Une nouvelle technologie pourrait considérablement augmenter les chances de survie des victimes d’avalanches. Des essais menés en mars 2023 dans les Dolomites italiennes ont démontré qu’un dispositif intégré à un sac à dos permet de maintenir un niveau d’oxygène suffisant pendant une période prolongée sous la neige.
L’expérience, réalisée à 2 000 mètres d’altitude, a impliqué 24 volontaires enfouis sous plus de cinquante centimètres de neige. La moitié d’entre eux était équipée d’un sac à dos doté d’un appareil aspirant l’air de la neige derrière eux et le pompant vers leur visage, tandis que l’autre moitié portait un sac à dos similaire mais avec un dispositif inactif, servant de groupe témoin.
Les résultats, publiés dans la revue médicale JAMA, sont encourageants. Dans le groupe témoin, sept participants ont dû être dégagés après une moyenne de 6,4 minutes, leur saturation en oxygène tombant en dessous de 80 %. Quatre autres ont interrompu l’expérience plus tôt en raison d’un essoufflement. À l’inverse, aucun participant du groupe équipé de l’appareil actif n’a dû être dégagé pour cause de manque d’oxygène. Onze d’entre eux ont pu rester enterrés pendant la durée maximale prévue de 35 minutes sans diminution significative de leur taux d’oxygène sanguin.
Selon les scientifiques, cette technologie pourrait multiplier par cinq le temps disponible pour les secours et retarder l’apparition d’un arrêt cardiaque. L’appareil exploite la perméabilité à l’air de la neige pour aspirer l’oxygène et le diriger vers le nez et la bouche grâce à une pompe électrique, fournissant jusqu’à 150 litres d’air par minute pendant environ 90 minutes.
« La recherche sur le terrain en terrain découvert représente toujours un défi particulier. Cette étude marque sans aucun doute une étape importante dans la médecine d’urgence alpine », a déclaré le professeur Tobias Kammerer, de la clinique d’anesthésiologie et de médecine opératoire intensive de l’hôpital universitaire de Cologne, en Allemagne. « Je suis d’autant plus heureux d’avoir participé à ce projet fascinant avec notre doctorante Viviane Dörck. La publication de haut niveau prouve de manière impressionnante que la planification intensive en valait la peine à tous égards. »

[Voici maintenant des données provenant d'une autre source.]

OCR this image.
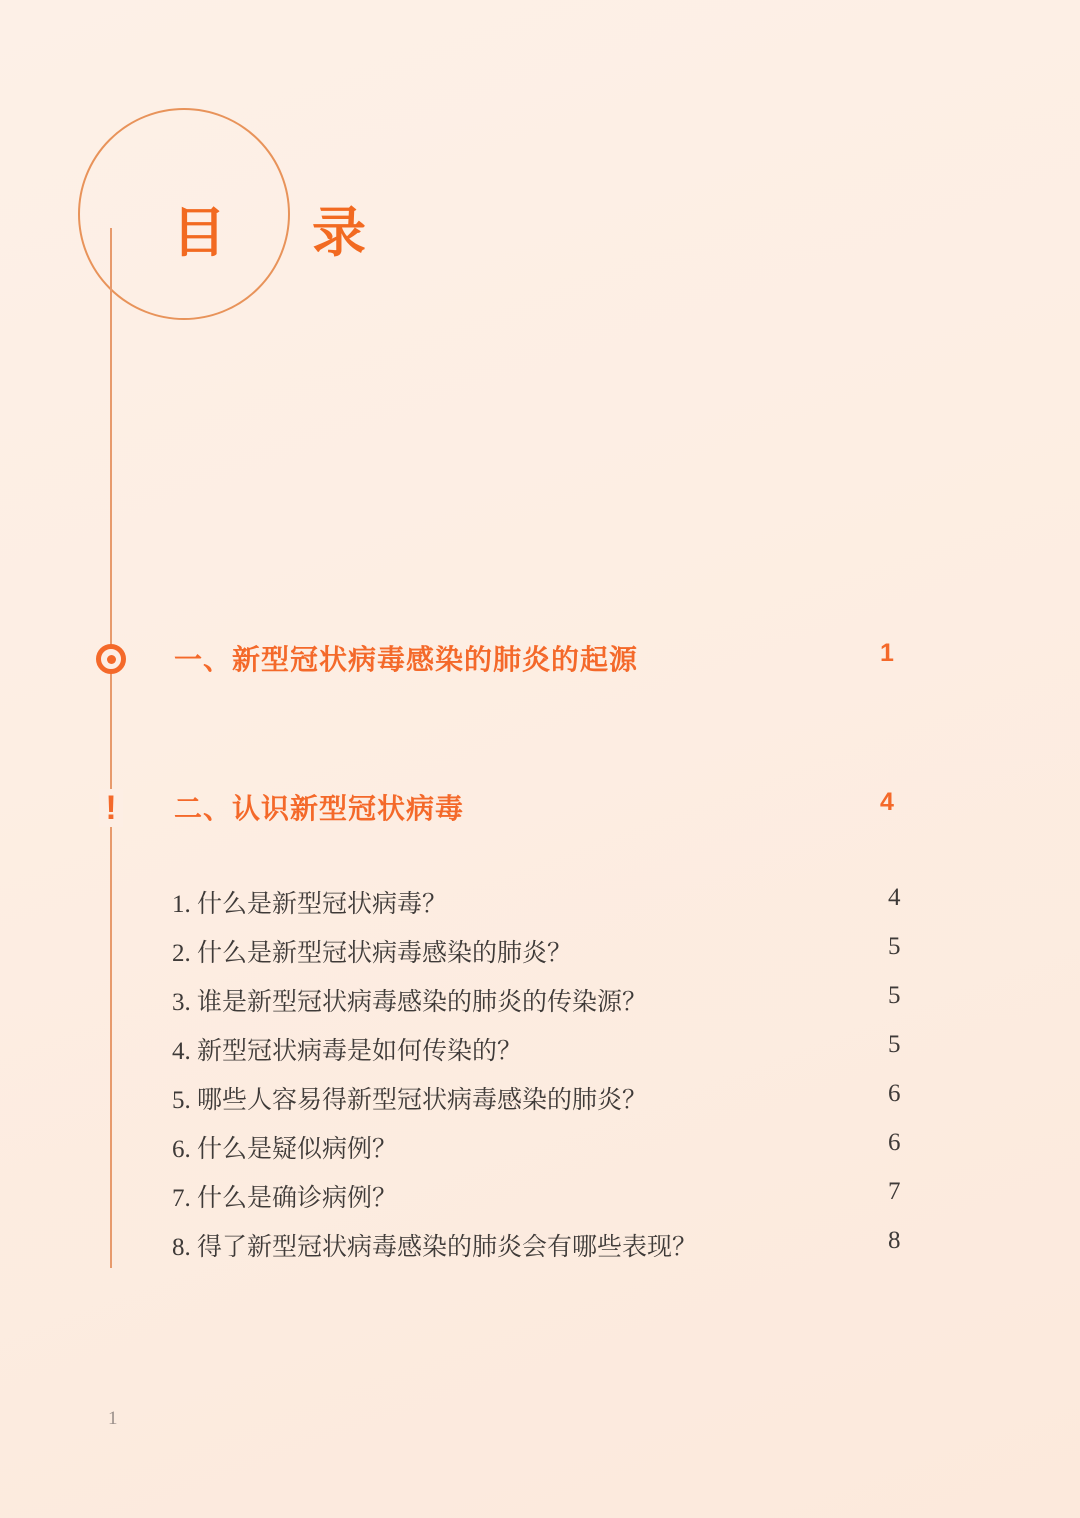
目　录
一、新型冠状病毒感染的肺炎的起源	1
! 二、认识新型冠状病毒	4
1. 什么是新型冠状病毒？	4
2. 什么是新型冠状病毒感染的肺炎？	5
3. 谁是新型冠状病毒感染的肺炎的传染源？	5
4. 新型冠状病毒是如何传染的？	5
5. 哪些人容易得新型冠状病毒感染的肺炎？	6
6. 什么是疑似病例？	6
7. 什么是确诊病例？	7
8. 得了新型冠状病毒感染的肺炎会有哪些表现？	8
1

L’expérience a été menée par un groupe international de chercheurs de l’Institut de recherche Eurac de Bolzano (Italie), de l’Université de Bergen et de l’Hôpital universitaire de Haukeland (Norvège), de la Fondation norvégienne d’ambulance aérienne, du CNSAS – Service italien de secours en montagne et en spéléologie, de l’Institut WSL de recherche sur la neige et les avalanches SLF (Suisse), de l’Hôpital universitaire de Cologne (Allemagne), de l’Université de médecine d’Innsbruck (Autriche) et de l’Université de Padoue (Italie). Le Centre d’Entraînement Alpin du Finanzwacht et les remontées mécaniques du Col de Rolle ont fourni un soutien logistique.
Les volontaires, âgés de 23 à 54 ans, étaient des randonneurs à ski expérimentés, dont environ la moitié étaient des femmes. Des mesures de surveillance et de sécurité strictes ont été mises en place, et l’expérience s’est déroulée sans incident majeur.